Shuming Nie
University of Illinois at Urbana-Champaign, USA
2013

Professor Nie received his BS degree from Nankai University (China) in 1983, earned his MS and PhD degrees from Northwestern University (1984-1990), and did postdoctoral research at both Georgia Institute of Technology and Stanford University (1990-1994). He is currently the Wallace H. Coulter Distinguished Chair Professor in Biomedical Engineering at Emory University and the Georgia Institute of Technology, with joint appointments in chemistry, materials science and engineering, and hematology and oncology. His research is in the areas of molecular engineering and nanotechnology, with a focus on bioconjugated nanoparticles for cancer molecular imaging, molecular profiling, and targeted therapy. His major academic achievements include the discovery of colloidal metal nanoparticles that are able to amplify the efficiencies of surface-enhanced Raman scattering (SERS) by 14-15 orders of magnitude, his pioneering work on water-soluble semiconductor quantum dots, and his breakthrough work in developing multifunctional smart nanoparticles for integrated biomedical imaging and therapy, including image-guided cancer surgery. Professor Nie has published over 290 papers, patents, and book chapters, and his scholarly work has been cited more than 35,000 times.
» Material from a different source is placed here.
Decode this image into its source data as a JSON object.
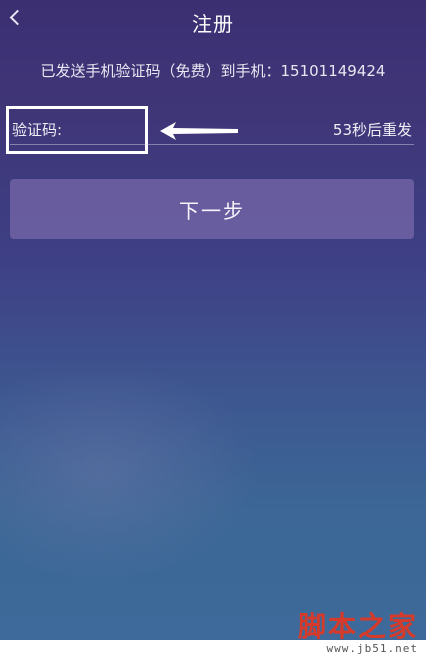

Professor Nie has received many awards and honors including a Special Achievement Award in Nanomedicine from Nature (2012), Fellow of the AAAS (American Association for the Advancement of Science), “Deal of the Year” Award in Technology Licensing (Emory University, 2012), the NIH Director’s Transformative Research Award (2011), “Innovation of the Year” Award (Emory University, 2010), the “MilliPub” Award (for 4 publications with more than 1000 citations each) (2010), the Merck Award in Analytical Chemistry (2007), the Georgia Cancer Coalition (GCC) Special Achievement Award (2007), Elected Fellow of the American Institute of Biological and Medical Engineering (2006), the Cheung Kong Professorship (The Ministry of Education of China, 2006), the Rank Prize in Opto-electronics (London, UK, 2005), the Georgia Distinguished Cancer Scholar Award (Georgia Cancer Coalition, 2002-2007), the Beckman Young Investigator Award, the National Collegiate Inventors Award, and the NSFC Overseas Young Scholar Award.